ヘラルボニーとJR東日本のコラボ
株式会社ヘラルボニーが、JR東日本盛岡支社との協力のもと、新たに運行開始するラッピング列車が注目を集めています。この列車は、国際アートアワード「HERALBONY Art Prize」で2025年にJR東日本賞を受賞した作家、生田梨奈子の作品《つながる風景》を使用し、2026年3月14日(土)からJR東北本線・釜石線で走行します。
アートの新しい形
生田梨奈子氏の作品《つながる風景》は、障害を持つ人々や様々な価値観が交わる場を創出することを目指しています。このラッピング列車の運行により、通勤や観光の際にアートを身近に感じられる機会が増え、地域住民や観光客にとって新しい体験を提供します。マインドフルネスを追求する現代人にとって、アートは移動時間を豊かにする重要な要素です。
生田梨奈子氏のクリエイティブな世界
生田氏は、幼少期からものづくりに親しみ、絵画や人形服の制作を行ってきたアーティストです。彼女の創作活動は、9歳の時に家族と共にユーラシア大陸を列車で旅行した経験から大きな影響を受けています。2015年に臨床美術の教材との出会いから、独特の質感を持つ紙やすりに色鉛筆で描く技法を採用し、あらゆる感情とリズムを反映させながら色彩を生み出す作品を作り上げています。《つながる風景》は、6cm×18cmの紙やすりに描かれた作品を10枚並べ、友人や音楽からのインスピレーションを表現しています。
HERALBONY Art Prizeの意義
「HERALBONY Art Prize」は、世界中の障害を持つアーティストを対象とした国際アートアワードです。このアワードは、受賞を達成点とするのではなく、その後の発表の機会を提供することを理念としており、「出口のあるアワード」を掲げています。生田氏の作品が受賞したことで、今後も彼女のアートは様々な場所で展開され、新たな出会いを演出することが期待されています。
今後の展開
2025年には、羽田空港と都心を結ぶモノレールにもラッピングが施され、さらに盛岡駅のコンコースにもバナーが掲出される予定です。フランス・パリに設立された「HERALBONY EUROPE」との関係も強化され、国際的な展開が進む中で、日常の中にアートが溶け込む機会が増えていくでしょう。

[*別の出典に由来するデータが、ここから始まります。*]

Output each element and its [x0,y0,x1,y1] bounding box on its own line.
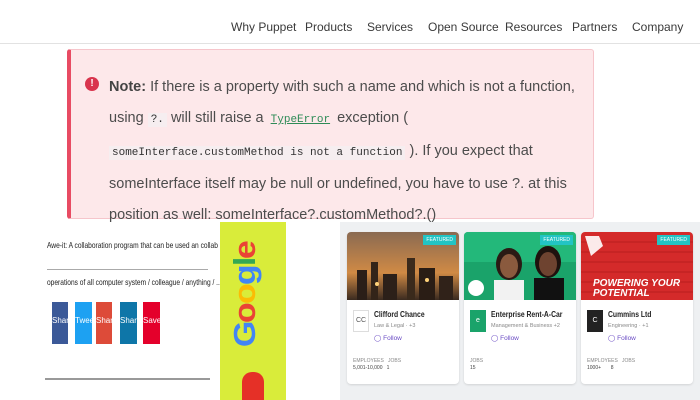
note-label: Note: [109,79,147,95]
google-letter: Google [228,242,263,347]
plus-icon: ◯ [608,335,618,342]
company-stats: JOBS 15 [470,358,484,371]
divider [47,269,208,270]
nav-services[interactable]: Services [367,20,413,34]
cummins-tagline: POWERING YOUR POTENTIAL [593,278,681,299]
google-letter: G [227,322,263,348]
exclamation-icon: ! [85,77,99,91]
typeerror-link[interactable]: TypeError [268,113,333,127]
red-pin-shape [242,372,264,400]
follow-button[interactable]: ◯ Follow [608,334,636,342]
company-stats: EMPLOYEES JOBS 5,001-10,000 1 [353,358,402,371]
company-sector: Engineering · +1 [608,323,649,329]
company-card[interactable]: FEATURED e Enterprise Rent-A-Car Managem… [464,232,576,384]
company-name[interactable]: Clifford Chance [374,310,425,319]
ad-share-widget[interactable]: Awe-it: A collaboration program that can… [45,222,271,380]
nav-products[interactable]: Products [305,20,352,34]
ad-line-2: operations of all computer system / coll… [47,277,222,287]
company-cards-panel: FEATURED CC Clifford Chance Law & Legal … [340,222,700,400]
note-callout: ! Note: If there is a property with such… [67,49,594,223]
linkedin-share-button[interactable]: Share [120,302,141,344]
plus-icon: ◯ [491,335,501,342]
google-share-button[interactable]: Share [96,302,117,344]
company-stats: EMPLOYEES JOBS 1000+ 8 [587,358,636,371]
inline-code-error-message: someInterface.customMethod is not a func… [109,146,406,160]
featured-badge: FEATURED [423,235,456,245]
nav-partners[interactable]: Partners [572,20,617,34]
google-letter: o [227,285,263,304]
note-text: Note: If there is a property with such a… [109,79,575,223]
company-name[interactable]: Enterprise Rent-A-Car [491,310,562,319]
plus-icon: ◯ [374,335,384,342]
pinterest-save-button[interactable]: Save [143,302,161,344]
facebook-share-button[interactable]: Share [52,302,73,344]
company-logo: CC [353,310,369,332]
follow-button[interactable]: ◯ Follow [374,334,402,342]
nav-open-source[interactable]: Open Source [428,20,499,34]
company-card[interactable]: FEATURED CC Clifford Chance Law & Legal … [347,232,459,384]
google-letter: e [227,242,263,259]
top-navigation: Why Puppet Products Services Open Source… [0,0,700,44]
google-letter: o [227,303,263,323]
twitter-share-button[interactable]: Tweet [75,302,96,344]
google-logo: Google [228,242,263,347]
follow-button[interactable]: ◯ Follow [491,334,519,342]
google-ad-banner[interactable]: Google [220,222,286,400]
company-name[interactable]: Cummins Ltd [608,310,651,319]
featured-badge: FEATURED [540,235,573,245]
nav-company[interactable]: Company [632,20,683,34]
company-logo: e [470,310,486,332]
company-sector: Management & Business +2 [491,323,560,329]
nav-resources[interactable]: Resources [505,20,562,34]
featured-badge: FEATURED [657,235,690,245]
nav-why-puppet[interactable]: Why Puppet [231,20,296,34]
company-sector: Law & Legal · +3 [374,323,416,329]
company-card[interactable]: POWERING YOUR POTENTIAL FEATURED C Cummi… [581,232,693,384]
company-logo: C [587,310,603,332]
google-letter: g [227,266,263,286]
inline-code-optional-chaining: ?. [147,113,167,127]
google-letter: l [227,258,263,267]
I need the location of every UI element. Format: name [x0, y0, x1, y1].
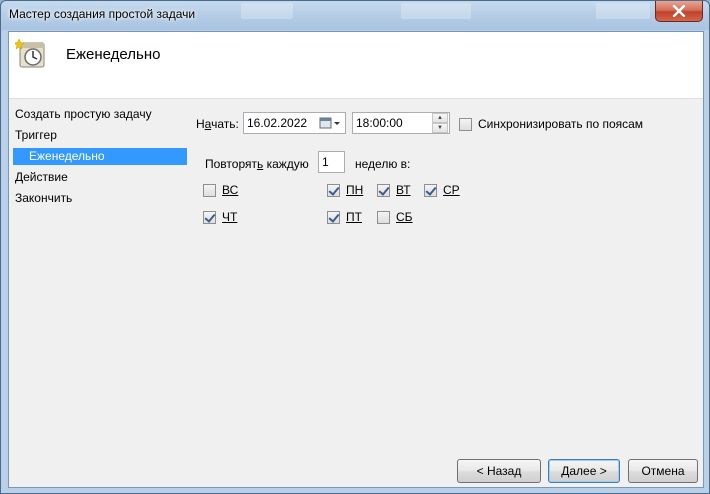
next-button[interactable]: Далее >	[548, 459, 620, 483]
repeat-label: Повторять каждую	[205, 157, 309, 171]
cancel-button[interactable]: Отмена	[628, 459, 698, 483]
page-title: Еженедельно	[66, 46, 161, 63]
checkbox-wednesday[interactable]	[424, 184, 437, 197]
start-time-field[interactable]: 18:00:00 ▲ ▼	[352, 112, 450, 134]
start-date-picker[interactable]: 16.02.2022	[243, 112, 346, 134]
label-sunday: ВС	[222, 183, 239, 197]
label-thursday: ЧТ	[222, 210, 238, 224]
title-bar[interactable]: Мастер создания простой задачи	[1, 1, 709, 31]
start-label: Начать:	[196, 117, 239, 131]
checkbox-monday[interactable]	[327, 184, 340, 197]
dialog-body: Еженедельно Создать простую задачу Тригг…	[8, 31, 704, 488]
start-time-value: 18:00:00	[356, 116, 403, 130]
label-tuesday: ВТ	[396, 183, 411, 197]
close-icon	[672, 5, 686, 17]
step-create-task[interactable]: Создать простую задачу	[15, 107, 152, 121]
dialog-window: Мастер создания простой задачи Еженедель…	[0, 0, 710, 494]
step-finish[interactable]: Закончить	[15, 191, 72, 205]
checkbox-thursday[interactable]	[203, 211, 216, 224]
calendar-dropdown-icon[interactable]	[319, 117, 341, 129]
label-friday: ПТ	[346, 210, 362, 224]
repeat-weeks-value: 1	[322, 155, 329, 169]
repeat-weeks-input[interactable]: 1	[318, 151, 345, 173]
background-blur	[596, 3, 650, 19]
sync-timezones-checkbox[interactable]	[459, 118, 472, 131]
step-trigger[interactable]: Триггер	[15, 128, 57, 142]
sync-timezones-label: Синхронизировать по поясам	[478, 117, 644, 131]
arrow-down-icon: ▼	[437, 125, 443, 131]
window-title: Мастер создания простой задачи	[9, 7, 196, 21]
step-weekly[interactable]: Еженедельно	[13, 148, 187, 165]
background-blur	[401, 3, 471, 19]
checkbox-saturday[interactable]	[377, 211, 390, 224]
checkbox-friday[interactable]	[327, 211, 340, 224]
time-down-button[interactable]: ▼	[432, 123, 448, 133]
background-blur	[241, 3, 293, 19]
label-wednesday: СР	[443, 183, 460, 197]
checkbox-tuesday[interactable]	[377, 184, 390, 197]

このラッピング列車によって、アートが身近なものとなり、毎日の移動がより豊かで楽しいものになることを期待しています。
ヘラルボニーのミッション
ヘラルボニーは「異彩を、放て。」を掲げて、障害に関するイメージの変容を促し、新たな文化を創出するクリエイティブカンパニーです。彼らは、障害を持つ作家の作品を美しく管理し正当なロイヤリティを支払うことで持続可能なビジネスモデルを築いています。今後も、多角的な事業を展開し、アートが地域との距離を縮めることを目指しています。